Additionally, hydrogen flames are invisible, posing a risk of undetected exposure to workers who may not even realize a flame is there. For example, a hydrogen explosion at a facility in Waukegan, IL in 2018, resulted in four fatalities and multiple other serious injuries. This is another case that highlights the risks of hydrogen use that must be managed to prevent similar tragedies.

Regulatory Frameworks and Best Practices

The successful implementation of ammonia in the energy transition hinges on stringent regulatory frameworks and adherence to best practices. In the Netherlands, new guidelines such as the PGS12 for large-scale ammonia storage emphasize prevention over mitigation. These guidelines, aimed at ensuring high safety standards, could serve as models for global implementation.

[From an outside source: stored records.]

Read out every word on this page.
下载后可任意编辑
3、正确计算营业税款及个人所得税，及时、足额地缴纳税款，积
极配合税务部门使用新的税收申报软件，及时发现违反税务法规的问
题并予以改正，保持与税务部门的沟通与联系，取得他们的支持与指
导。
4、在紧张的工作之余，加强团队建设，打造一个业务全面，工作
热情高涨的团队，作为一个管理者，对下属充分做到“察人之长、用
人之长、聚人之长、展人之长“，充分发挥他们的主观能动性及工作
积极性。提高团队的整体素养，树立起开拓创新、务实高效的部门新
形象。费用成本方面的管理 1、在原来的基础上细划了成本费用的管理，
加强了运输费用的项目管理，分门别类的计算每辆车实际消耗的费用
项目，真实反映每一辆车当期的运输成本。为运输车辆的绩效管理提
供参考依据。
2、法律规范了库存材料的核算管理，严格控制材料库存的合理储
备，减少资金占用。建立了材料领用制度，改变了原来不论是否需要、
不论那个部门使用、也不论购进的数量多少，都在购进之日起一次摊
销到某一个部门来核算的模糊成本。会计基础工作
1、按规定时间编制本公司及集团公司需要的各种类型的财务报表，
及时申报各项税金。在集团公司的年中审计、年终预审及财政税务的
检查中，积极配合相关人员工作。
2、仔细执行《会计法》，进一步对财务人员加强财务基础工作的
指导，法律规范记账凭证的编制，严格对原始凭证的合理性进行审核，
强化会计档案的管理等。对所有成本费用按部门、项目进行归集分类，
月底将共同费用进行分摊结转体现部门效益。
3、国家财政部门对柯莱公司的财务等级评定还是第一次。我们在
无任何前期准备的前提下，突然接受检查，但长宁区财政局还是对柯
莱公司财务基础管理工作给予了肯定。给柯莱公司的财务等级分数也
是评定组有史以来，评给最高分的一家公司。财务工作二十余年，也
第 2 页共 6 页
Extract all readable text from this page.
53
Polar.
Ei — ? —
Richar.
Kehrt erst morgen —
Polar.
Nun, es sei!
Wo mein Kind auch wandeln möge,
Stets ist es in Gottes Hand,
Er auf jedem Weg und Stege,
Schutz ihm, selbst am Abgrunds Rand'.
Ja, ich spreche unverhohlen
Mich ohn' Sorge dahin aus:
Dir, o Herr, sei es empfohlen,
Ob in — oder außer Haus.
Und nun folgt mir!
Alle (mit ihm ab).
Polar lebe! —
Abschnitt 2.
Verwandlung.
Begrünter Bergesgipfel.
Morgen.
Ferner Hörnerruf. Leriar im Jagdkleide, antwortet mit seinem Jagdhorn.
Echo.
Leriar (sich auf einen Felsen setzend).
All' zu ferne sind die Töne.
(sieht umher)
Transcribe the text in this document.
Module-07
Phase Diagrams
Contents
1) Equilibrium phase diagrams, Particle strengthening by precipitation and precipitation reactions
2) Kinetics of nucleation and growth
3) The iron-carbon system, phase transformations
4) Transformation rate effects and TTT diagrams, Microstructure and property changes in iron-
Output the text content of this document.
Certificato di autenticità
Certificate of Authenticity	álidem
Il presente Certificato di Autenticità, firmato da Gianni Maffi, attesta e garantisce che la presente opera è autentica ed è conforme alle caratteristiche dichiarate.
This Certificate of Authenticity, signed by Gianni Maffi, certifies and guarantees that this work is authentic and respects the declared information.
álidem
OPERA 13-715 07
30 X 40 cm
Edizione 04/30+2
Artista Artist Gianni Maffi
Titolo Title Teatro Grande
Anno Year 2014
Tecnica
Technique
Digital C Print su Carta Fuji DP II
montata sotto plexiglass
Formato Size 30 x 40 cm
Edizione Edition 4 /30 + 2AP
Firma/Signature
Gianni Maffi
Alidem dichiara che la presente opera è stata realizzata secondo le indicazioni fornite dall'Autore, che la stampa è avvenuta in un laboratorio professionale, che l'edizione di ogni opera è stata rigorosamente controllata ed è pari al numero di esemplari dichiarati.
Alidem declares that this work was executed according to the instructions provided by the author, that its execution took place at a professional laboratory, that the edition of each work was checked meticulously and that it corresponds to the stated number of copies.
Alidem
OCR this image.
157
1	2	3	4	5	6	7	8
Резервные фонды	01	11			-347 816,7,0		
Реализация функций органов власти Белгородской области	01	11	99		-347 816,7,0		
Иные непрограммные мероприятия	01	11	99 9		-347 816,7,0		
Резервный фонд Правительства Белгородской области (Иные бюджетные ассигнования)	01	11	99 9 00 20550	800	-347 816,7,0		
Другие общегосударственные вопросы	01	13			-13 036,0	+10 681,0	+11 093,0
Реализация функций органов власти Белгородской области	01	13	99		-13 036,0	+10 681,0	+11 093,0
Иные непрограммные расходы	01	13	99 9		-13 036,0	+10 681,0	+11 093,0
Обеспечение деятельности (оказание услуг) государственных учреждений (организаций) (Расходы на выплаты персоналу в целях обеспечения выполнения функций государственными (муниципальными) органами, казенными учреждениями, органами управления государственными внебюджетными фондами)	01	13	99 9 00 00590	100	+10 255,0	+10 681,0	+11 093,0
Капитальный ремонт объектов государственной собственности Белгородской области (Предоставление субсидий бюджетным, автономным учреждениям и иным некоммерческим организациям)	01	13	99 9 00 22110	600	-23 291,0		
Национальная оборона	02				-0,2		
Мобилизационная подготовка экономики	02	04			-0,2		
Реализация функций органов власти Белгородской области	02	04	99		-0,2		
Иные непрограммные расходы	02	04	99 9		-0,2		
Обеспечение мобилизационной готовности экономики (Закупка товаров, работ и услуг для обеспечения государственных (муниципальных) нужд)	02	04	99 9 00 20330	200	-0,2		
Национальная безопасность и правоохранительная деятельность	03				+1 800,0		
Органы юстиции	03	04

In the US, approximately 85% of anhydrous ammonia is used as fertilizer in the agriculture industry. The next largest usage is as a refrigerant to seal systems for keeping food frozen. As such, the U.S. has some regulations in place such as OSHA's Process Safety Management (PSM) standard and the EPA's Risk Management Plan (RMP) rule. These frameworks mandate comprehensive safety measures for handling hazardous substances like anhydrous ammonia and hydrogen.

Moving Forward

Both anhydrous ammonia and hydrogen have been integral to industrial processes for over a century. Their safe usage is governed by well-established regulations and industry standards. However, given their inherent hazards, maintaining high levels of risk management is crucial. One incident is too many, and the goal should always be zero incidents.

In conclusion, ammonia holds great promise as a hydrogen carrier in the global energy transition. However, its potential can only be fully realized through rigorous safety practices, robust regulatory frameworks, and effective public engagement. By learning from past experiences and adopting best practices, we can harness the benefits of ammonia while ensuring a safe and sustainable energy future.